Earlier this year a report from the University of Washington School of Law Immigration Clinic, Just Futures Law, and Mijente revealed “a sustained campaign of ICE surveillance and repression against advocacy groups and activists,” including Mora Villalpando. ICE officials in internal correspondence described her as an instigator for rightfully criticizing Washington state’s notorious Northwest Detention Center (NWDC). ICE said that throwing her “into proceedings might actually take away some of her ‘clout.’”

“Various ICE records—such as those obtained through FOIA, produced through active litigation and even forms entered into her immigration file—demonstrate that ICE’s decision to place Maru in removal proceedings was an act of retaliation against her role in organizing against the NWDC,” the report said. “This explicit targeting of Maru was not an isolated case amongst those organizing to close the NWDC. Internal ICE records indicate that officials sought to install surveillance technology at NWDC to monitor and record the activities of the protestors at the NWDC.”

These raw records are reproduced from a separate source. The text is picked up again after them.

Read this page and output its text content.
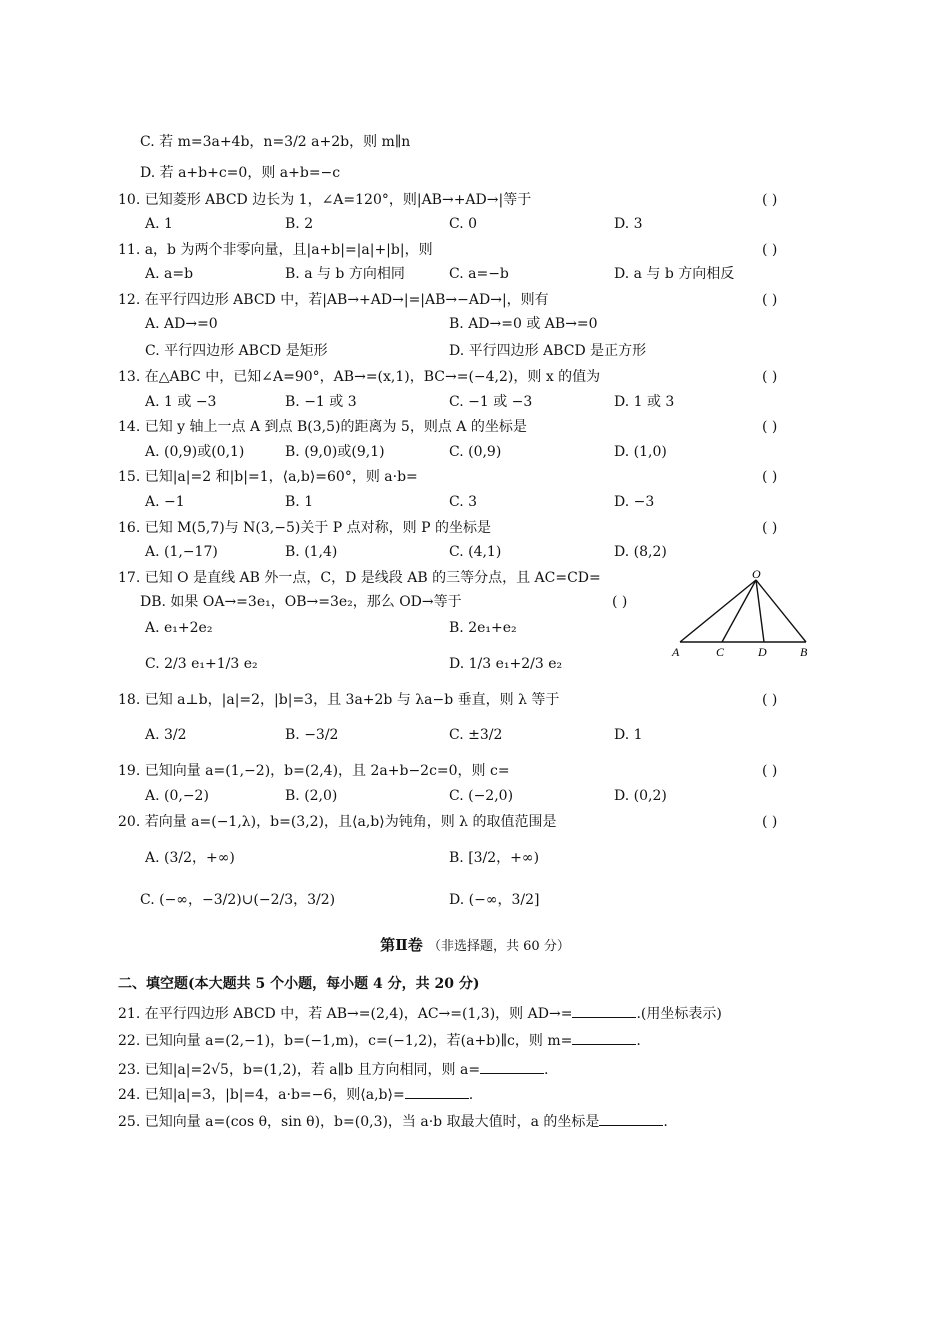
C. 若 m=3a+4b，n=3/2 a+2b，则 m∥n
D. 若 a+b+c=0，则 a+b=−c
10. 已知菱形 ABCD 边长为 1，∠A=120°，则|AB→+AD→|等于	( )
A. 1	B. 2	C. 0	D. 3
11. a，b 为两个非零向量，且|a+b|=|a|+|b|，则	( )
A. a=b	B. a 与 b 方向相同	C. a=−b	D. a 与 b 方向相反
12. 在平行四边形 ABCD 中，若|AB→+AD→|=|AB→−AD→|，则有	( )
A. AD→=0	B. AD→=0 或 AB→=0
C. 平行四边形 ABCD 是矩形	D. 平行四边形 ABCD 是正方形
13. 在△ABC 中，已知∠A=90°，AB→=(x,1)，BC→=(−4,2)，则 x 的值为	( )
A. 1 或 −3	B. −1 或 3	C. −1 或 −3	D. 1 或 3
14. 已知 y 轴上一点 A 到点 B(3,5)的距离为 5，则点 A 的坐标是	( )
A. (0,9)或(0,1)	B. (9,0)或(9,1)	C. (0,9)	D. (1,0)
15. 已知|a|=2 和|b|=1，⟨a,b⟩=60°，则 a·b=	( )
A. −1	B. 1	C. 3	D. −3
16. 已知 M(5,7)与 N(3,−5)关于 P 点对称，则 P 的坐标是	( )
A. (1,−17)	B. (1,4)	C. (4,1)	D. (8,2)
17. 已知 O 是直线 AB 外一点，C，D 是线段 AB 的三等分点，且 AC=CD=
DB. 如果 OA→=3e₁，OB→=3e₂，那么 OD→等于	( )
A. e₁+2e₂	B. 2e₁+e₂
C. 2/3 e₁+1/3 e₂	D. 1/3 e₁+2/3 e₂
O
A	C	D	B
18. 已知 a⊥b，|a|=2，|b|=3，且 3a+2b 与 λa−b 垂直，则 λ 等于	( )
A. 3/2	B. −3/2	C. ±3/2	D. 1
19. 已知向量 a=(1,−2)，b=(2,4)，且 2a+b−2c=0，则 c=	( )
A. (0,−2)	B. (2,0)	C. (−2,0)	D. (0,2)
20. 若向量 a=(−1,λ)，b=(3,2)，且⟨a,b⟩为钝角，则 λ 的取值范围是	( )
A. (3/2，+∞)	B. [3/2，+∞)
C. (−∞，−3/2)∪(−2/3，3/2)	D. (−∞，3/2]
第Ⅱ卷 （非选择题，共 60 分）
二、填空题(本大题共 5 个小题，每小题 4 分，共 20 分)
21. 在平行四边形 ABCD 中，若 AB→=(2,4)，AC→=(1,3)，则 AD→=	.(用坐标表示)
22. 已知向量 a=(2,−1)，b=(−1,m)，c=(−1,2)，若(a+b)∥c，则 m=	.
23. 已知|a|=2√5，b=(1,2)，若 a∥b 且方向相同，则 a=	.
24. 已知|a|=3，|b|=4，a·b=−6，则⟨a,b⟩=	.
25. 已知向量 a=(cos θ，sin θ)，b=(0,3)，当 a·b 取最大值时，a 的坐标是	.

Ultimately, the advocacy of Mora Villalpando and advocates in the state won: A bill signed into law by Gov. Jay Inslee earlier this year prevents NWDC’s contract from being renewed. It was a bill championed by advocates.

“ICE did not detain Mora Villalpando while seeking to kick her out of the country, and she continued organizing protests and sending out news releases about conditions at the detention center,” The Seattle Times continued. “As she announced the news in her case Tuesday, she said a group she leads, La Resistencia, will hold a protest Thursday in front of ICE’s Seattle office to demand the agency exercise prosecutorial discretion in all deportation cases.”

We applaud ICE's decision to drop their deportation case targeting former Seattle Immigrant & Refugee Commissioner & immigrant justice abolitionist Maru Mora Villalpando. Families belong together. Communities need their organizers. Regardless of your status, you have rights. https://t.co/CM7Uq9OkSK

— Seattle Office of Immigrant and Refugee Affairs (@iandraffairs) September 23, 2021

The Biden administration on Thursday released a framework that purports to create new ICE priorities for who is detained and deported, but advocates expressed deep concern about what will actually play out on the ground among agents and their individual offices. “Given ICE’s abysmal record of detaining and deporting people with impunity, we are skeptical about how these enforcement priorities will be implemented,” Detention Watch Network said.

The organization had expressed alarm over the massive increase in ICE detention—“Number of immigrants detained by ICE has increased 70 percent under Biden,” Detention Watch Network executive director Silky Shah wrote for Truthout—and was among the advocates participating in a “Communities Not Cages” national day of action that urged the president to stick by his campaign pledge promising a more humane immigration system.

“Now is the moment to intervene and reverse course, before Biden allows the immigration detention system to reach maximum capacity,” Shah wrote. “People navigating their immigration cases should be able to do so with their families and in community—not behind bars in immigration jails.” Indeed, lower detention numbers mandated by the courts amid the novel coronavirus pandemic showed it’s possible. “Now is the time to push Biden to turn things around and hold him to his word.”